Aucoin wrote United States, observing America from the ground level, while cycling across it for Mental Health America and the Canadian Mental Health Association. While taking this Robert Frank approach, Aucoin composed a song for each of the 12 states he pedalled through. The record is as much about the current socio-political climate of America as it is about states of consciousness; as much fuelled by the burgeoning American protest movement or Hedges’ social commentary as it is fuelled by McKenna/Pollan world of psychedelics and meditation apps.
In the spring of 2018, Aucoin set off from Los Angeles on one of his customarily challenging (and eco-friendly) tours. Final stop: New York City. Vehicle: Bicycle. He travelled the perimeter of the United States, down the west coast, across the south, and up the eastern seaboard. He saw a country, two years into a dictatorship, divided and hurting. A pair of wheels and his own two feet took him through landscapes varied in their construction and grandeur, from the boarded-up storefronts of Route 66 to the fountain formation of Red Rocks. Tiny towns and major cities. Thriving and fading.
At night, after cycling dozens of kilometres in a day, he would write about and demo the things he saw.
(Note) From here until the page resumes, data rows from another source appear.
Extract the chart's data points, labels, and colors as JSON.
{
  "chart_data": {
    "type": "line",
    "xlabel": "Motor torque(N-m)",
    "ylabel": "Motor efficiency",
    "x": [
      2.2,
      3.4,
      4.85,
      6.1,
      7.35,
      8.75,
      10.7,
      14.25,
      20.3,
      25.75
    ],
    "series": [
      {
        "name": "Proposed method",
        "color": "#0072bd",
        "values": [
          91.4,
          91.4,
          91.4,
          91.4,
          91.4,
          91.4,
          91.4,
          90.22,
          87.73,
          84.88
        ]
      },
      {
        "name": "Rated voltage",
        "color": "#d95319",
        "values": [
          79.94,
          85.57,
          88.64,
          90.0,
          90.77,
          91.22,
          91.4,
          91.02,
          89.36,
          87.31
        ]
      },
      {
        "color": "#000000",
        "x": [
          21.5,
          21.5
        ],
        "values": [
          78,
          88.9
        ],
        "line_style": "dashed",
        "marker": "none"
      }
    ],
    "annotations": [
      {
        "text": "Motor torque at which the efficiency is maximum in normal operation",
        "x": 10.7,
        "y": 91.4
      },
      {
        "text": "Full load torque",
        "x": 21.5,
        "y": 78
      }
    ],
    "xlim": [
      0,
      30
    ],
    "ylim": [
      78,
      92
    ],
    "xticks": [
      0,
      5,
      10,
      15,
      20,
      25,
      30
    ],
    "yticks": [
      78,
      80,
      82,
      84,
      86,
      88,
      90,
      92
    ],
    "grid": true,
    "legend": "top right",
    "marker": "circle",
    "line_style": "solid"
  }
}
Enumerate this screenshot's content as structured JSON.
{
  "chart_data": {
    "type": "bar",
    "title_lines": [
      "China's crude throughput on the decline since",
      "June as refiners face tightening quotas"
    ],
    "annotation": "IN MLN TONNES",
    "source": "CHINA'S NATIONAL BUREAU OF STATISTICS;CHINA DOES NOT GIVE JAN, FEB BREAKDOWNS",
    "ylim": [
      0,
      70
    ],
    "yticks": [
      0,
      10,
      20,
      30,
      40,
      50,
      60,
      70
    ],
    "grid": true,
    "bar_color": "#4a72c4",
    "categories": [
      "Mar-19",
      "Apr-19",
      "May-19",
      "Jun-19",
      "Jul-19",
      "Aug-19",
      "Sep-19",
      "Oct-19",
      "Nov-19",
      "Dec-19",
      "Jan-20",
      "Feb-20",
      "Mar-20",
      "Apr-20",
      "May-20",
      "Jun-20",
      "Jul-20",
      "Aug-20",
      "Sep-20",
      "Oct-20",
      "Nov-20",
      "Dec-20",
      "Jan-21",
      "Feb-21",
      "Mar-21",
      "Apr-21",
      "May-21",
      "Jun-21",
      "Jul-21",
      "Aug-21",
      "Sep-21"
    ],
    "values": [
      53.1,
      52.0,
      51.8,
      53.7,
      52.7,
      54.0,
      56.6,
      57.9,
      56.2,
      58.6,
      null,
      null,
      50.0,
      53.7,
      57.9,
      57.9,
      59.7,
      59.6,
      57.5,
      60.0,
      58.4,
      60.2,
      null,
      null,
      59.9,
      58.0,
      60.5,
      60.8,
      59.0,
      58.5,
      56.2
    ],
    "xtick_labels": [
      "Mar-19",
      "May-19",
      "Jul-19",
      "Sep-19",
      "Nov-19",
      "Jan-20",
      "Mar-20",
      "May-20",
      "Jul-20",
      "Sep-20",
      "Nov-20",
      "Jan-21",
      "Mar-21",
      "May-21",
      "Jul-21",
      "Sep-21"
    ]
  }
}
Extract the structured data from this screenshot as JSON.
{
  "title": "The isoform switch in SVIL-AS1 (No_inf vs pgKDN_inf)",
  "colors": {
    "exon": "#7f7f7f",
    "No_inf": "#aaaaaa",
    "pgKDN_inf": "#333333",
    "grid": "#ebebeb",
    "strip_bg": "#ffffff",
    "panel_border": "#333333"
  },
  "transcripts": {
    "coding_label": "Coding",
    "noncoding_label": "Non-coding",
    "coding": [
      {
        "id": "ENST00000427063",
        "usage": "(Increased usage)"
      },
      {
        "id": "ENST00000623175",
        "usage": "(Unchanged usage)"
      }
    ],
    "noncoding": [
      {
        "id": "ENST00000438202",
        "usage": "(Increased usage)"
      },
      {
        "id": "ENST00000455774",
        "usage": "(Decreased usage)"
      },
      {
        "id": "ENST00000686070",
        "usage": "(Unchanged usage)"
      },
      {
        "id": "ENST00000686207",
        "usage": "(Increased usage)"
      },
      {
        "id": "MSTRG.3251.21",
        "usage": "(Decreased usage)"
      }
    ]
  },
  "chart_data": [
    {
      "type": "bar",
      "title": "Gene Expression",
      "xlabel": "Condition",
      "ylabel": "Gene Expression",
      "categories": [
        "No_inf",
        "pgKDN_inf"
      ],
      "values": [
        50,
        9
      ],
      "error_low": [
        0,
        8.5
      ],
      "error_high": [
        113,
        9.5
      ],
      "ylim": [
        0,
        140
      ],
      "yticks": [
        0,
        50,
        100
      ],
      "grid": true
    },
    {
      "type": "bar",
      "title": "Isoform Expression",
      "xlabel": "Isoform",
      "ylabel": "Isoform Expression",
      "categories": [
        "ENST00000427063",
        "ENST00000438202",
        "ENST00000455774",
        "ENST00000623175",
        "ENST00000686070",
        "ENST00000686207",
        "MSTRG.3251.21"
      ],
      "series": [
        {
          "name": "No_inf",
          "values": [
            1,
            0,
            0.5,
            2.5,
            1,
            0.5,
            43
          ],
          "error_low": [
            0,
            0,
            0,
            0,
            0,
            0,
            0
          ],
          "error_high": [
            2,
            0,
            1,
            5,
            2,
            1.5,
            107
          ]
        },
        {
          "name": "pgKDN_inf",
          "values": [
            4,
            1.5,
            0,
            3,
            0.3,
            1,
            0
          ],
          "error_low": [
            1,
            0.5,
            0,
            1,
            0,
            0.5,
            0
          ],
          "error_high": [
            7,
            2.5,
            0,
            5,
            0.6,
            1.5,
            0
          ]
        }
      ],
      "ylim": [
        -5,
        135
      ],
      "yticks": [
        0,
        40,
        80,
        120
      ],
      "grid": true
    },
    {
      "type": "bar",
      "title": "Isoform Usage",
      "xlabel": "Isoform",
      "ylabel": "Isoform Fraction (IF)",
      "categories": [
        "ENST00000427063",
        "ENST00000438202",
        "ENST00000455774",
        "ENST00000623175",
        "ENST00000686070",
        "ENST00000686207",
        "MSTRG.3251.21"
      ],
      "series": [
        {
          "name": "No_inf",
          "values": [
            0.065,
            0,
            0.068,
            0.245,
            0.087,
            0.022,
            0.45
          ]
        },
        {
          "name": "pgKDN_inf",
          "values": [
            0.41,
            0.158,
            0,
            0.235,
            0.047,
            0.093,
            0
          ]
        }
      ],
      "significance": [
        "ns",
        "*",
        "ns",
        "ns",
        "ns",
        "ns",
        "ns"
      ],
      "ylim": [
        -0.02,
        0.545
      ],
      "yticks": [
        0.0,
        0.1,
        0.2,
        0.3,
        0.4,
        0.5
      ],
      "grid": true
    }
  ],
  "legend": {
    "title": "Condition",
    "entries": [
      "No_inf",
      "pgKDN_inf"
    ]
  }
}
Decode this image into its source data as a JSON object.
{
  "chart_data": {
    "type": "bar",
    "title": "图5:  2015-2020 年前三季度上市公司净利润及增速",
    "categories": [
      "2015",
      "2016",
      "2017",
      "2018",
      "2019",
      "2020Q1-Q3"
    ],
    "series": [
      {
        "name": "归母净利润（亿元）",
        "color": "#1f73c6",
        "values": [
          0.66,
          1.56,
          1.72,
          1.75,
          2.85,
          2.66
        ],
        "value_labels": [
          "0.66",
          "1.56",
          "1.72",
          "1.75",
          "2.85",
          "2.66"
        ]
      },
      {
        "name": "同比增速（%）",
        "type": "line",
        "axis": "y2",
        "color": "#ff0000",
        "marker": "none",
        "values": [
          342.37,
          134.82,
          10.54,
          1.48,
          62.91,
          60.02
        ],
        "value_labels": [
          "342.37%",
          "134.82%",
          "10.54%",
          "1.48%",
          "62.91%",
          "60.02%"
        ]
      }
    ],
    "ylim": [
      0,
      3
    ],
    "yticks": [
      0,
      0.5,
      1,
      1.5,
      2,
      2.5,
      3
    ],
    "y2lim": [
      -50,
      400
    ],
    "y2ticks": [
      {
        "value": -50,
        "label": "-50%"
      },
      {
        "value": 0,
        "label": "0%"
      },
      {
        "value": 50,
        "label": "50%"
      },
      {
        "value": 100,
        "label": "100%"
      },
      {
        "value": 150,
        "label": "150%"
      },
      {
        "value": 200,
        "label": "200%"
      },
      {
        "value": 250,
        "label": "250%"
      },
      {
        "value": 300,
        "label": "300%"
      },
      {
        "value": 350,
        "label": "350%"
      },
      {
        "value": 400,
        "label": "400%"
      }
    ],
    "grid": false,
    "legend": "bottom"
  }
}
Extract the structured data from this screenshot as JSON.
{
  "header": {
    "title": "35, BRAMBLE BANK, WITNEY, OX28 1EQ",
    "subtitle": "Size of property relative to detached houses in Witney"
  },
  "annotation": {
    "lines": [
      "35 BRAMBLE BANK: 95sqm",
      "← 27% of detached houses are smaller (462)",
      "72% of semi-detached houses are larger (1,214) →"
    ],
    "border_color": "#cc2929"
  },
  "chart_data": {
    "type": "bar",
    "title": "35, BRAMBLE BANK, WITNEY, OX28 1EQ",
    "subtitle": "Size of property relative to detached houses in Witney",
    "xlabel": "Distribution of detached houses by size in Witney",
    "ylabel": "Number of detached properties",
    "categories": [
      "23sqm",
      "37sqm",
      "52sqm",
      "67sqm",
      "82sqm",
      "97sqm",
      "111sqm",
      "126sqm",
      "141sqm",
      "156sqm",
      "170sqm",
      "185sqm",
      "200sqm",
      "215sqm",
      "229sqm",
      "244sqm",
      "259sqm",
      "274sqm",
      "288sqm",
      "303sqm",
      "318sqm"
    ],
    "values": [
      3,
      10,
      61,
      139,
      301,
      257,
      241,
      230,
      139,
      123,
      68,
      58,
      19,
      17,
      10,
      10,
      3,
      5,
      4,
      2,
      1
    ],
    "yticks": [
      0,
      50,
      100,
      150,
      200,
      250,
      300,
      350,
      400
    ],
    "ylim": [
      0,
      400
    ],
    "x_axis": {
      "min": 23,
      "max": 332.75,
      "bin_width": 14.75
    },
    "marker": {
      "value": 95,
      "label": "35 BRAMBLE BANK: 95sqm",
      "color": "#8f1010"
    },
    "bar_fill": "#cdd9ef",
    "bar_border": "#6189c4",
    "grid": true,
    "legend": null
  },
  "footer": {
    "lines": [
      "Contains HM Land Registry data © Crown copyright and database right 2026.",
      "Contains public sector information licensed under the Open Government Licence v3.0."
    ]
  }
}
Two years later, with its namesake country on the precipice of ruin, he’s turned that travelogue into United States, a journey through the states of consciousness that unite us all. He began with an idea in each state, and fleshed those out lyrically while staying connected to something in that state, creating a living historical document.
In addition to the physical territory Aucoin traversed, he’s travelling new artistic ground as well: This is the quickest he’s ever made an album, recording it in a handful of studios across Canada. It’s got just 16 collaborators. It doesn’t sync up with an existing film. It’s a deliberately minimal work from a joyously maximal artist. True, he had to power himself across an entire country, but he came out on the other side with his most focused, deeply realized, catchiest album yet.
As the United States reckons with its narcissistic leader, its splintering systems, and a fed-up populace determined to have its voice heard, United States offers a soundtrack for these unwieldy, unpredictable days. It doesn’t pull any punches or sugarcoat any truths, but it’s got faith, and hope, and heart.